America "Was the First European Union" – Timothy Garton Ash,
There should be no "either/or" about Europe and America, because the answer is "both." The interests of the two are very similar, he says, and so are their fundamental beliefs. Most Americans are not cowboys, and most Europeans are not wimps. America, because of the way its politics and its ethnic mixture developed, "was the first European Union." Because of the rise of China and India, Europe and America may be facing "our last chance to set the agenda of world politics," and we should do so in favour of freedom.

Joschka Fischer on the US
I never use the concept, `multipolar.' I use `multilateral.' Because in the existing reality, we have only one global power: whether you like it or not, this is the United States… I don't believe, in the 21st century, in the balance of power system. This is a European idea of the 19th and 20th centuries.

From my point of view, we shouldn't discuss the world of tomorrow in terms of becoming a balance to the United States… The United States is our most important ally. They helped us many times.
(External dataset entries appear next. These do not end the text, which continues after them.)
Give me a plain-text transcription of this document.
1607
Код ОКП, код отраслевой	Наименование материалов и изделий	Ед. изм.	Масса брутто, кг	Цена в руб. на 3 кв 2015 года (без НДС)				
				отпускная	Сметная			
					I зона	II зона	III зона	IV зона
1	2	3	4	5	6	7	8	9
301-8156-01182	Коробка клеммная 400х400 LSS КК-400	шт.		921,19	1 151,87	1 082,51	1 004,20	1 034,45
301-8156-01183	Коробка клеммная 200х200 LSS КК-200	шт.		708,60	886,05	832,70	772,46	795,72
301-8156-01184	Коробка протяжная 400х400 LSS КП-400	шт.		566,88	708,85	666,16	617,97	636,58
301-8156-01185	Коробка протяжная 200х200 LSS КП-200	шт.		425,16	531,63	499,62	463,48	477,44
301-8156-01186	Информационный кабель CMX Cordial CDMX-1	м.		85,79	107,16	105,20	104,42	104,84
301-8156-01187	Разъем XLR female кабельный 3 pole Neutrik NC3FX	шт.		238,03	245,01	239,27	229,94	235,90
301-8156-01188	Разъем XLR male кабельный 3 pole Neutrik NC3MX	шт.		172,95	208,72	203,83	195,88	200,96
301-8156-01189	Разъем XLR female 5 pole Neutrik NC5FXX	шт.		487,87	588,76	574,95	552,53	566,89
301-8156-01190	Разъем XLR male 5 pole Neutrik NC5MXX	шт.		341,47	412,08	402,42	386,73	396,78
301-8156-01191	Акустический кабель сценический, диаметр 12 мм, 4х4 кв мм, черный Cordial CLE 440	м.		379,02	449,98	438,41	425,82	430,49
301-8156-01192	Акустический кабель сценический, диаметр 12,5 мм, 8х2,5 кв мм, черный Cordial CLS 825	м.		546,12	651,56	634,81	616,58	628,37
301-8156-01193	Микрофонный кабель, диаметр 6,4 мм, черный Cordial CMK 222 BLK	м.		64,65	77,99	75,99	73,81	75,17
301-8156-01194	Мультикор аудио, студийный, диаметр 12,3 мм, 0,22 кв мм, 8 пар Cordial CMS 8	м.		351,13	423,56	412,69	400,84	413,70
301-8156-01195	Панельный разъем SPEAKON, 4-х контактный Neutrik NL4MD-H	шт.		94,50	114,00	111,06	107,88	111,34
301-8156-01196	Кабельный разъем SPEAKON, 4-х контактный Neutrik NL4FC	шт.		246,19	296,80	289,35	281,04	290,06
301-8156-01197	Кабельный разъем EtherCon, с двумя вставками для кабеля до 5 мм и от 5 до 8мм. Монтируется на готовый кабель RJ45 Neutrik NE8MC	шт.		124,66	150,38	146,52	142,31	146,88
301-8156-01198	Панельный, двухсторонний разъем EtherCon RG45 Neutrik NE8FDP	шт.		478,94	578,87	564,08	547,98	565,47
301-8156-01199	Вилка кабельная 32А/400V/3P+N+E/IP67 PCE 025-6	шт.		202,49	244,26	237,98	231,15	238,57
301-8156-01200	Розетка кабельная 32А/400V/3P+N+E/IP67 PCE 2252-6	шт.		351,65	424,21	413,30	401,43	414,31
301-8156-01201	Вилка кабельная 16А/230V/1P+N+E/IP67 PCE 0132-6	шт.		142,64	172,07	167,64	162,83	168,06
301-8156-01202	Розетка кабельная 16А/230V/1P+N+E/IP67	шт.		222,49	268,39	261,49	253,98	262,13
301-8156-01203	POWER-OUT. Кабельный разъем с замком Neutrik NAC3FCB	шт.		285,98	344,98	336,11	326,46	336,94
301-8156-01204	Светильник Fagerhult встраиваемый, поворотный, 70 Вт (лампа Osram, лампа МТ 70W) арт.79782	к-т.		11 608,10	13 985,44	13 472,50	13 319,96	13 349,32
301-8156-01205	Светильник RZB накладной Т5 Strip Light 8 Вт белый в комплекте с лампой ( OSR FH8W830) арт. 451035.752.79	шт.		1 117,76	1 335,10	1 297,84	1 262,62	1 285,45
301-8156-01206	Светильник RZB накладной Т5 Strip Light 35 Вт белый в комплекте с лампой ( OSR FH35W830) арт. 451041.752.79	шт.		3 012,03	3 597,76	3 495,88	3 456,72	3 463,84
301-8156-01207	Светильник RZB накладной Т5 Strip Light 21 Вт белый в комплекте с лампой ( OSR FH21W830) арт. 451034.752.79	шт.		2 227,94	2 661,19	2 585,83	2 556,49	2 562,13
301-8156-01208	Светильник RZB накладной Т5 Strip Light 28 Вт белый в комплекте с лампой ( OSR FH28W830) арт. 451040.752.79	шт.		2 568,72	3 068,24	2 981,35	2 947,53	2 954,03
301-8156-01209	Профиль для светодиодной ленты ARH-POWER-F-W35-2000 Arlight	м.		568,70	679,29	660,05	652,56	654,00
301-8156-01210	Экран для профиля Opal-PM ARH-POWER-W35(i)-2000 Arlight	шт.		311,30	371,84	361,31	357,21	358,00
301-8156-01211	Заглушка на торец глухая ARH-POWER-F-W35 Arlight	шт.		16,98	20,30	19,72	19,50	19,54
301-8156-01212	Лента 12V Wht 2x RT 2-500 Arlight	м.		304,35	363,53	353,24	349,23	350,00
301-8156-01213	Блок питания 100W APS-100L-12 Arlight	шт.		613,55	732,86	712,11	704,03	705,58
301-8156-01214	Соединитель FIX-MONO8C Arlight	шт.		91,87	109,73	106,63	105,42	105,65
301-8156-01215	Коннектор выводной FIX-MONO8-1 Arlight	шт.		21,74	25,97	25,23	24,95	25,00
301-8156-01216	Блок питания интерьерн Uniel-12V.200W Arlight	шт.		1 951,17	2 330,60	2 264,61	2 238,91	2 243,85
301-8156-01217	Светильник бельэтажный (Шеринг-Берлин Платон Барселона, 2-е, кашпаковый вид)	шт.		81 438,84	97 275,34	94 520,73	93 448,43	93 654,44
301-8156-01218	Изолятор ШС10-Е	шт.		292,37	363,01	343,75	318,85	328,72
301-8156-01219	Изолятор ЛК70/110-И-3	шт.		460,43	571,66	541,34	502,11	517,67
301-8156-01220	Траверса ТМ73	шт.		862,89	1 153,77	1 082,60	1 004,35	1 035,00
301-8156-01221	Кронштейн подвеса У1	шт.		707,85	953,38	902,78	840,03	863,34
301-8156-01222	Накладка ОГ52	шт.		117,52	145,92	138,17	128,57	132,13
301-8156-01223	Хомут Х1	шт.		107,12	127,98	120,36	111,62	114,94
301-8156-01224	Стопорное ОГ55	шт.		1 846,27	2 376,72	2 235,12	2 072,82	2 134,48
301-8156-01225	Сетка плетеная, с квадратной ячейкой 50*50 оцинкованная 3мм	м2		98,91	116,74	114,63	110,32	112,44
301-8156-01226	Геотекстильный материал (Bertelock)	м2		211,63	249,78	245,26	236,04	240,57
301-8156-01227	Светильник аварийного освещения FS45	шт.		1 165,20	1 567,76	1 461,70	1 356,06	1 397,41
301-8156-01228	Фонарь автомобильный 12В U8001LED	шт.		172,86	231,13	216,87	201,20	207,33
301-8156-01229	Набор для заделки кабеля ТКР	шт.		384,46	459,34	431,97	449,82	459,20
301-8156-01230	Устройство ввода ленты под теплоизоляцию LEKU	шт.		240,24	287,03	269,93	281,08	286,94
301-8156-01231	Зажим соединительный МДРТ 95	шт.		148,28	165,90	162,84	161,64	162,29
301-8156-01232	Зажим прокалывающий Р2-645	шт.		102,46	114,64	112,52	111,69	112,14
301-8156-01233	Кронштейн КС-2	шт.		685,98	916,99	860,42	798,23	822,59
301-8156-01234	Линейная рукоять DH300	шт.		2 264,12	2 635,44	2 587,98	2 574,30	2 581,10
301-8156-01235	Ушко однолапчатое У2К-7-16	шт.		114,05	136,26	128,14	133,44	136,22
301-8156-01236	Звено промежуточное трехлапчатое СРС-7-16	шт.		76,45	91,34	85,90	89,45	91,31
Without the United States, the unification or German democratisation after the Nazi period would have been much more complicated, or almost impossible. They defended us during the Cold War... .

Victor Davis Hanson on Europe
[T]he well-meaning, but entirely impotent European efforts at curbing genocide in the Sudan or the nuclearization of Iran make one doubt the vaunted new efficacy of "soft power" -- triangulation always predicated on the threat of real American hard force in the shadows.